When the end of the sidewalls 6 is positioned under the lateral wing of the tread 4, the conductive strip 81, one of whose ends is in contact with the bead reinforcement rubber 5, can be turned up around the radially outer end of the sidewall protection rubber so that the end of the strip 81 is in contact with the end of the conductive strip 82 positioned under the tread, whose other end is in contact with the part of the insert 43 that meets the radially inner surface of the tread, as illustrated in FIG. 4.

All these embodiments demand that the crown and the shaped carcass should be assembled with sufficient circumferential precision to enable the ends of the conductive strips 81 and 82 to be placed in contact.

When the mixes used to make the tread 4 and the crown reinforcement 3 are electrically conductive, it suffices for the end of the conductive strip to be in contact with the radially inner part of the crown reinforcement 3 as illustrated in FIG. 5. Charges then flow from the end of the conductive strip 8 in contact with the radially inner part of the crown reinforcement, directly through the crown reinforcement 3 and the tread 4.

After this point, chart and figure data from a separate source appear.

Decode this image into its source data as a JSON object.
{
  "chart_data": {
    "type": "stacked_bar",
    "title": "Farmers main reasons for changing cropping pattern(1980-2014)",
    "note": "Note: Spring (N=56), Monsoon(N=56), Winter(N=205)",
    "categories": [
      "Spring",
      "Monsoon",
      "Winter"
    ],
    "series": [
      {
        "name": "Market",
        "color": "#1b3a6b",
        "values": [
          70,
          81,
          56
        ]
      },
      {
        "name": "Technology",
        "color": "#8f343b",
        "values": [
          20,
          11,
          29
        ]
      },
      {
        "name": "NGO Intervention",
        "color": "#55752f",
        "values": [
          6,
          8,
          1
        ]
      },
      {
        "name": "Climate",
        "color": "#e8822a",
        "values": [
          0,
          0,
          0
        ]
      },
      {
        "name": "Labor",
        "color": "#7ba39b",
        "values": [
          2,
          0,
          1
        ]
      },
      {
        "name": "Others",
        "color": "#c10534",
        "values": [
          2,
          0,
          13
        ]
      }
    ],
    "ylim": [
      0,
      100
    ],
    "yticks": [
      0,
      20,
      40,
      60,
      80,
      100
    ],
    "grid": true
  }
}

An analogous configuration, illustrated in FIG. 6, is sufficient when the tread 4 consists of mixes with very low electrical conductivity but the said tread 4 comprises a circumferential inset 43 made from an electrically conductive mix, the said insert being arranged radially throughout the thickness of the said tread 4 and making contact with the radially outer part of the crown reinforcement 3. The electric charges then flow through the crown reinforcement 3 and the insert 43.

A last configuration illustrated in FIG. 7 shows the case of a tyre in which the tread 41 and the crown reinforcement 3 are made with mixes having very low electrical conductivity, while the underlying layer 42 is made from an electrically conductive mix. The tread then comprises an insert 43 to enable electric charges to flow between the ground and the underlying layer 42.

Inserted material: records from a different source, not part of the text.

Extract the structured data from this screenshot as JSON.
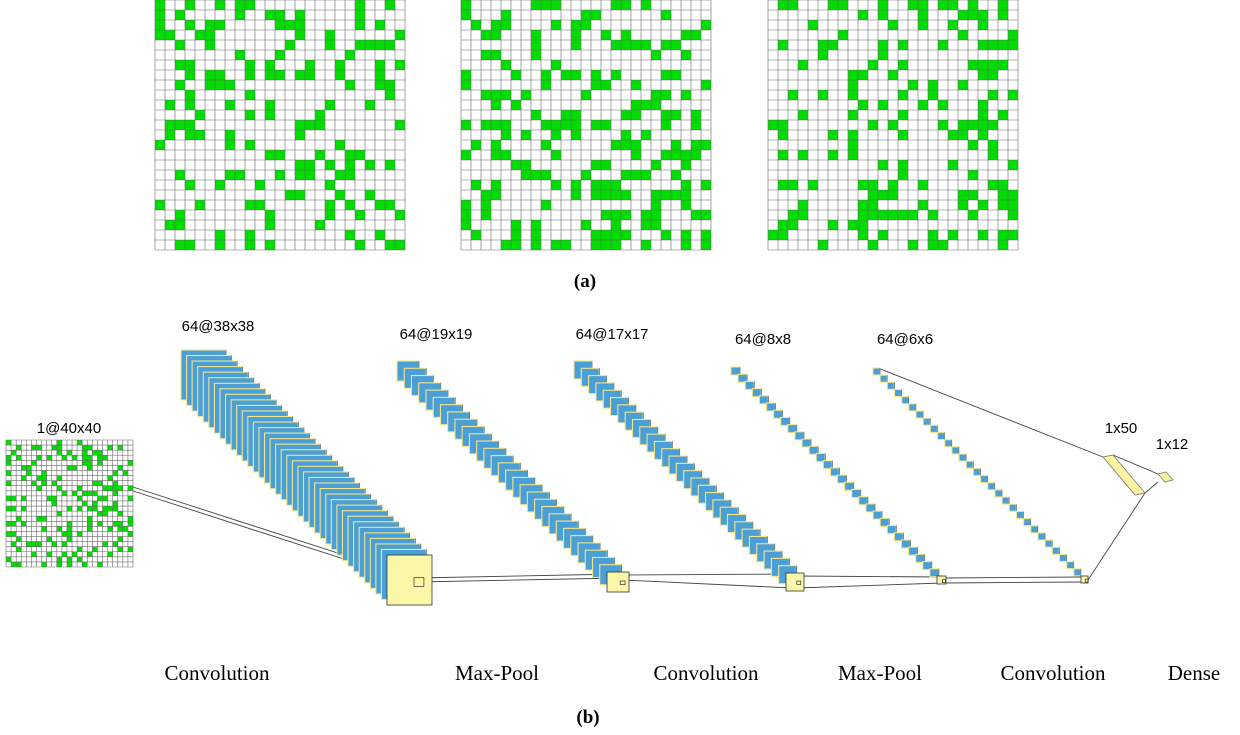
{
  "colors": {
    "cell_on": "#00dd00",
    "cell_off": "#ffffff",
    "grid_line": "#6a6a6a",
    "map_face": "#4a9fd6",
    "map_edge": "#f4e48c",
    "front_face": "#fbf7a8",
    "dense": "#faf3a0"
  },
  "panel_a": {
    "label": "(a)",
    "grids": [
      {
        "rows": 25,
        "cols": 25,
        "seed": 11,
        "density": 0.27
      },
      {
        "rows": 25,
        "cols": 25,
        "seed": 29,
        "density": 0.29
      },
      {
        "rows": 25,
        "cols": 25,
        "seed": 53,
        "density": 0.22
      }
    ]
  },
  "panel_b": {
    "label": "(b)",
    "input": {
      "label": "1@40x40",
      "rows": 25,
      "cols": 25,
      "seed": 71,
      "density": 0.27
    },
    "layers": [
      {
        "label": "64@38x38",
        "stack": 38
      },
      {
        "label": "64@19x19",
        "stack": 30
      },
      {
        "label": "64@17x17",
        "stack": 30
      },
      {
        "label": "64@8x8",
        "stack": 30
      },
      {
        "label": "64@6x6",
        "stack": 30
      }
    ],
    "dense_layers": [
      {
        "label": "1x50"
      },
      {
        "label": "1x12"
      }
    ],
    "operations": [
      "Convolution",
      "Max-Pool",
      "Convolution",
      "Max-Pool",
      "Convolution",
      "Dense"
    ]
  }
}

Under these conditions, to enable the flow of electric charges it suffices for the conductive strip 81 to be in contact at one end with the underlying layer 42 and at its other end with the inside surface of the bead protection rubber 5.

Implementation of this last solution is particularly advantageous in that there is no need to adopt special precautions when circumferentially orientating the crown block relative to the shaped carcass. Besides, the underlying layer 42 can consist of a simple connecting rubber only a few tenths of a millimetre thick, with all the conductivity properties desired.

It does not matter whether the conductive strip 8, 81, 82 is positioned on one side of the tyre, on the other side, or on both sides.

Likewise, it is entirely possible to create an electrically conductive path similar to those described earlier and equivalent to the positioning of a conductive strip, by spraying onto the desired path a rubber solution made from an electrically conductive mix. This thin solution layer has the same conductive properties as a conductive strip of small thickness, and can be put in place using for example a spray or brush.

The purpose of the embodiments described above is to illustrate particular ways of implementing the invention and the adaptations that are possible in the various most common ways of manufacturing tyres. Thus, without deviating from the concept of the invention, those engaged in the field will have no difficulty in finding adaptations appropriate for more particular implementations.

Thus, while remaining within the scope of the invention, a non-pneumatic tyre consisting of self-supporting elements with very low electrical conductivity as depicted in FIG. 6 can be rendered conductive by arranging a strip 8 made from a conductive material between the part of the crown S bearing the tread 4 and the bead area where means 5 are arranged for fixing the tyre onto the wheel, the said means being electrically conductive.